The Indian National Cancer Society said a report of its annual health conference in Delhi on Tuesday showed that out of the total number of people with tumours in the country, more than 2.8 million were suffering from cancer.

The study also said that in India, almost 80% of patients have no treatment option left, and that over 50% of all cancer patients have been discharged, the health body said.

The conference was organised by the National Cancer Control Council, which aims to tackle the spread of cancer worldwide and to help develop better health systems and policies.

The report was based on data from an Indian health programme, called Cancer Survival and Response, which helps patients cope with the complications of cancer and provides information about treatment options.

According to the report, more Indian hospitals have had tumours than the number of patients admitted to hospitals nationwide.

“India’s population is expected to reach 1.5 billion by 2025, making it the world’s largest nation by population,” the report said.

“At the same time, the number and number of cancer patients is expected grow significantly, as they are now the fastest growing age group.”

While the average price of a cancer treatment is $1,500 per patient, India has a national average of around $600,000.
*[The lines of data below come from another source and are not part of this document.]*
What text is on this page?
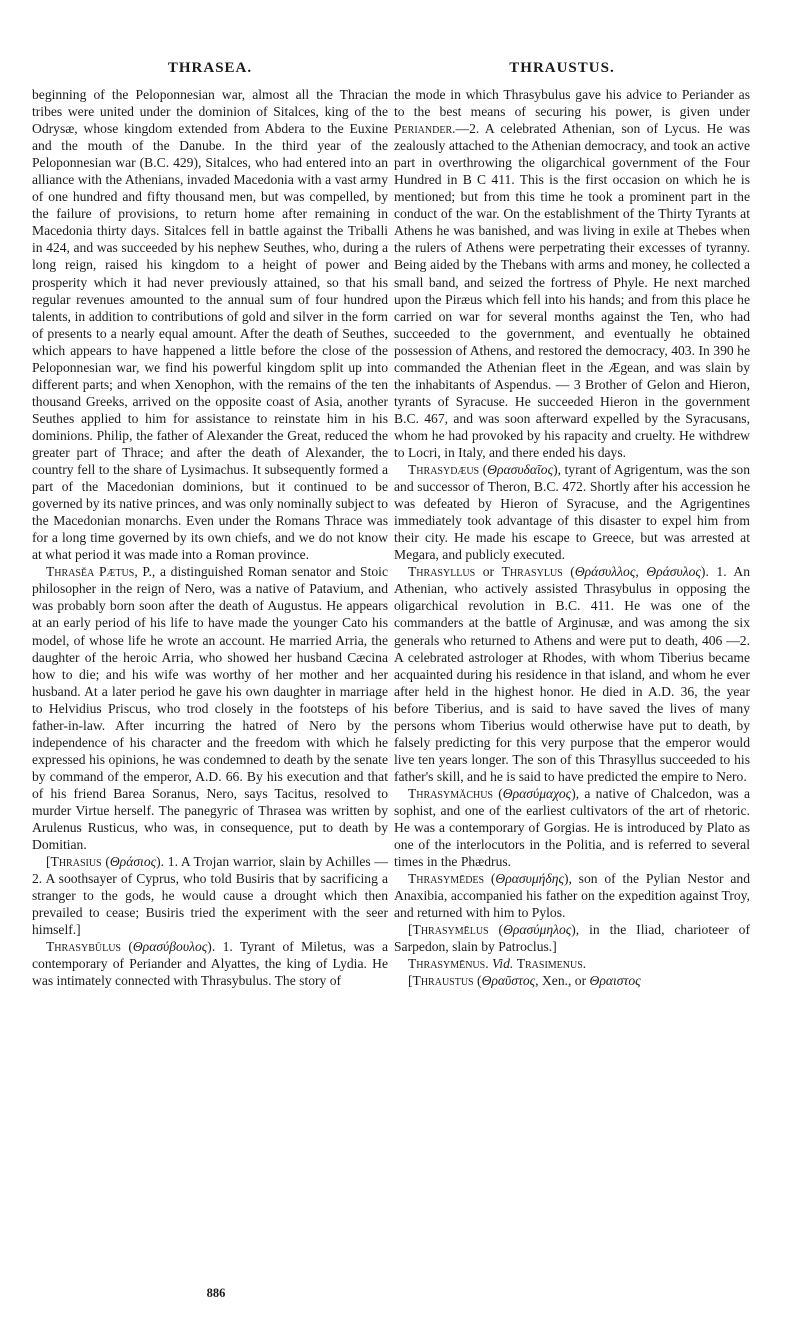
THRASEA.	THRAUSTUS.

beginning of the Peloponnesian war, almost all the Thracian tribes were united under the dominion of Sitalces, king of the Odrysæ, whose kingdom extended from Abdera to the Euxine and the mouth of the Danube. In the third year of the Peloponnesian war (B.C. 429), Sitalces, who had entered into an alliance with the Athenians, invaded Macedonia with a vast army of one hundred and fifty thousand men, but was compelled, by the failure of provisions, to return home after remaining in Macedonia thirty days. Sitalces fell in battle against the Triballi in 424, and was succeeded by his nephew Seuthes, who, during a long reign, raised his kingdom to a height of power and prosperity which it had never previously attained, so that his regular revenues amounted to the annual sum of four hundred talents, in addition to contributions of gold and silver in the form of presents to a nearly equal amount. After the death of Seuthes, which appears to have happened a little before the close of the Peloponnesian war, we find his powerful kingdom split up into different parts; and when Xenophon, with the remains of the ten thousand Greeks, arrived on the opposite coast of Asia, another Seuthes applied to him for assistance to reinstate him in his dominions. Philip, the father of Alexander the Great, reduced the greater part of Thrace; and after the death of Alexander, the country fell to the share of Lysimachus. It subsequently formed a part of the Macedonian dominions, but it continued to be governed by its native princes, and was only nominally subject to the Macedonian monarchs. Even under the Romans Thrace was for a long time governed by its own chiefs, and we do not know at what period it was made into a Roman province.

Thrasĕa Pætus, P., a distinguished Roman senator and Stoic philosopher in the reign of Nero, was a native of Patavium, and was probably born soon after the death of Augustus. He appears at an early period of his life to have made the younger Cato his model, of whose life he wrote an account. He married Arria, the daughter of the heroic Arria, who showed her husband Cæcina how to die; and his wife was worthy of her mother and her husband. At a later period he gave his own daughter in marriage to Helvidius Priscus, who trod closely in the footsteps of his father-in-law. After incurring the hatred of Nero by the independence of his character and the freedom with which he expressed his opinions, he was condemned to death by the senate by command of the emperor, A.D. 66. By his execution and that of his friend Barea Soranus, Nero, says Tacitus, resolved to murder Virtue herself. The panegyric of Thrasea was written by Arulenus Rusticus, who was, in consequence, put to death by Domitian.

[Thrasius (Θράσιος). 1. A Trojan warrior, slain by Achilles —2. A soothsayer of Cyprus, who told Busiris that by sacrificing a stranger to the gods, he would cause a drought which then prevailed to cease; Busiris tried the experiment with the seer himself.]

Thrasybūlus (Θρασύβουλος). 1. Tyrant of Miletus, was a contemporary of Periander and Alyattes, the king of Lydia. He was intimately connected with Thrasybulus. The story of

the mode in which Thrasybulus gave his advice to Periander as to the best means of securing his power, is given under Periander.—2. A celebrated Athenian, son of Lycus. He was zealously attached to the Athenian democracy, and took an active part in overthrowing the oligarchical government of the Four Hundred in B C 411. This is the first occasion on which he is mentioned; but from this time he took a prominent part in the conduct of the war. On the establishment of the Thirty Tyrants at Athens he was banished, and was living in exile at Thebes when the rulers of Athens were perpetrating their excesses of tyranny. Being aided by the Thebans with arms and money, he collected a small band, and seized the fortress of Phyle. He next marched upon the Piræus which fell into his hands; and from this place he carried on war for several months against the Ten, who had succeeded to the government, and eventually he obtained possession of Athens, and restored the democracy, 403. In 390 he commanded the Athenian fleet in the Ægean, and was slain by the inhabitants of Aspendus. — 3 Brother of Gelon and Hieron, tyrants of Syracuse. He succeeded Hieron in the government B.C. 467, and was soon afterward expelled by the Syracusans, whom he had provoked by his rapacity and cruelty. He withdrew to Locri, in Italy, and there ended his days.

Thrasydæus (Θρασυδαῖος), tyrant of Agrigentum, was the son and successor of Theron, B.C. 472. Shortly after his accession he was defeated by Hieron of Syracuse, and the Agrigentines immediately took advantage of this disaster to expel him from their city. He made his escape to Greece, but was arrested at Megara, and publicly executed.

Thrasyllus or Thrasylus (Θράσυλλος, Θράσυλος). 1. An Athenian, who actively assisted Thrasybulus in opposing the oligarchical revolution in B.C. 411. He was one of the commanders at the battle of Arginusæ, and was among the six generals who returned to Athens and were put to death, 406 —2. A celebrated astrologer at Rhodes, with whom Tiberius became acquainted during his residence in that island, and whom he ever after held in the highest honor. He died in A.D. 36, the year before Tiberius, and is said to have saved the lives of many persons whom Tiberius would otherwise have put to death, by falsely predicting for this very purpose that the emperor would live ten years longer. The son of this Thrasyllus succeeded to his father's skill, and he is said to have predicted the empire to Nero.

Thrasymăchus (Θρασύμαχος), a native of Chalcedon, was a sophist, and one of the earliest cultivators of the art of rhetoric. He was a contemporary of Gorgias. He is introduced by Plato as one of the interlocutors in the Politia, and is referred to several times in the Phædrus.

Thrasymēdes (Θρασυμήδης), son of the Pylian Nestor and Anaxibia, accompanied his father on the expedition against Troy, and returned with him to Pylos.

[Thrasymēlus (Θρασύμηλος), in the Iliad, charioteer of Sarpedon, slain by Patroclus.]

Thrasymēnus. Vid. Trasimenus.

[Thraustus (Θραῦστος, Xen., or Θραιστος

886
It is one of the lowest-cost countries in the world.

In India, only about 3% of the patients in hospitals have access to quality cancer care.

The cost of cancer treatment varies widely, according the report.

“The average cost for cancer treatment for India in 2019 was around $1.3 million, but this has increased significantly in recent years,” it said.

In recent years, India’s average annual cost of treatment has been about $2.4 billion, but the report showed that a major factor in this is the high cost of drugs, which can cost upwards of $400,000 in India.

The number of new cancer patients has doubled in the past 10 years to 1.3million, while the number discharged from hospital for cancer has nearly doubled to about 200,000 since 2014, the report noted.

“Our study suggests that the cost of treating cancer patients and cancer patients alone is an additional source of funding for cancer control and cancer control programmes,” said Dr Rajesh Kumar, the group’s chief medical officer.